The certification is subject to a case-by-case review where, among other things, the department factors in the company’s reliability and defence-related experience.
What environmental statutes or regulations must contractors comply with?
Contractors transporting or storing deliverables or operating within Norway must comply with the environmental rules in Act No. 6 of 13 March 1981 Concerning Protection against Pollution and Concerning Waste, as well as any requirements imposed in the contract with the procuring authority.
Must companies meet environmental targets? What are these initiatives and what agency determines compliance?

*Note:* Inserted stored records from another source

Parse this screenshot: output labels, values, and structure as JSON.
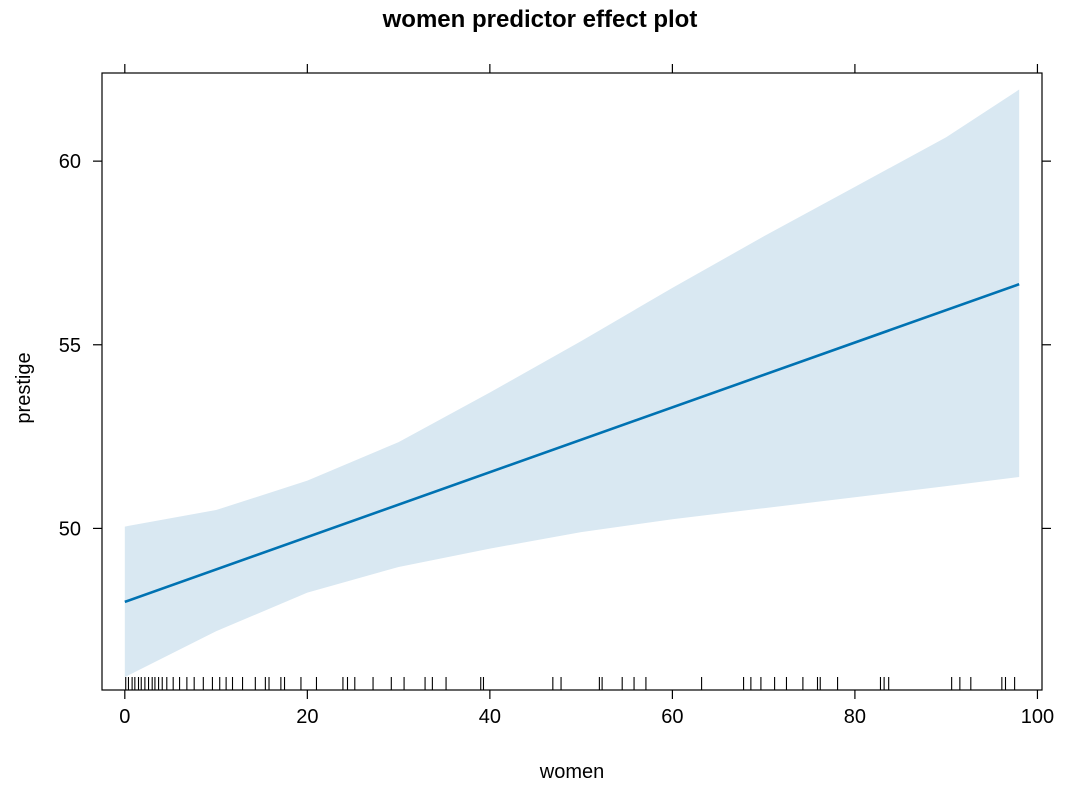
{
  "chart_data": {
    "type": "line",
    "title": "women predictor effect plot",
    "xlabel": "women",
    "ylabel": "prestige",
    "xlim": [
      -2.5,
      100.5
    ],
    "ylim": [
      45.6,
      62.4
    ],
    "x_ticks": [
      0,
      20,
      40,
      60,
      80,
      100
    ],
    "x_tick_labels": [
      "0",
      "20",
      "40",
      "60",
      "80",
      "100"
    ],
    "y_ticks": [
      50,
      55,
      60
    ],
    "y_tick_labels": [
      "50",
      "55",
      "60"
    ],
    "grid": false,
    "colors": {
      "line": "#0072b2",
      "band": "#d9e8f2",
      "frame": "#000000"
    },
    "series": [
      {
        "x": [
          0,
          98
        ],
        "y": [
          48.0,
          56.65
        ]
      }
    ],
    "confidence_band": {
      "x": [
        0,
        10,
        20,
        30,
        40,
        50,
        60,
        70,
        80,
        90,
        98
      ],
      "upper": [
        50.05,
        50.5,
        51.3,
        52.35,
        53.7,
        55.1,
        56.55,
        57.95,
        59.3,
        60.65,
        61.95
      ],
      "lower": [
        45.95,
        47.2,
        48.25,
        48.95,
        49.45,
        49.9,
        50.25,
        50.55,
        50.85,
        51.15,
        51.4
      ]
    },
    "rug": [
      0.1,
      0.4,
      0.8,
      1.1,
      1.5,
      1.8,
      2.2,
      2.6,
      3.0,
      3.3,
      3.7,
      4.1,
      4.6,
      5.3,
      6.0,
      6.8,
      7.6,
      8.6,
      9.6,
      10.4,
      11.1,
      11.8,
      12.9,
      14.3,
      15.4,
      15.8,
      17.1,
      17.5,
      19.3,
      21.0,
      23.9,
      24.4,
      25.2,
      27.2,
      29.2,
      30.6,
      32.9,
      33.7,
      35.2,
      39.0,
      39.3,
      46.9,
      47.8,
      52.0,
      52.3,
      54.5,
      55.8,
      57.1,
      63.2,
      67.8,
      68.6,
      69.7,
      71.2,
      72.5,
      74.3,
      75.9,
      76.2,
      78.1,
      82.8,
      83.2,
      83.7,
      90.6,
      91.5,
      92.7,
      96.1,
      96.5,
      97.5
    ]
  }
}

The procuring authority may impose environmental targets on contractors through inclusion of environmental requirements in both contracts and framework agreements (see FOSA sections 8-3 and 8-16). If the procuring authority requires documentation that shows the contractors are adhering to certain environmental standards, the procuring authority should refer to the Eco-Management and Audit Scheme or other European or international standards.
Do ‘green’ solutions have an advantage in procurements?
Green solutions do not have an outright advantage in procurements as such, but may have an advantage in the sense that the procuring authority is obliged to consider the life-cycle costs and environmental consequences of the procurement when it designs the requirements of the deliverable. As such, environmentally conscious contractors may be better able to meet these requirements depending on the desired deliverable in question.
If possible, the procuring authority should require the contractor to meet certain environmental criteria concerning the deliverables performance or function. Additionally, the procuring authority may give green solutions an advantage in accordance with the applicable rules and regulations.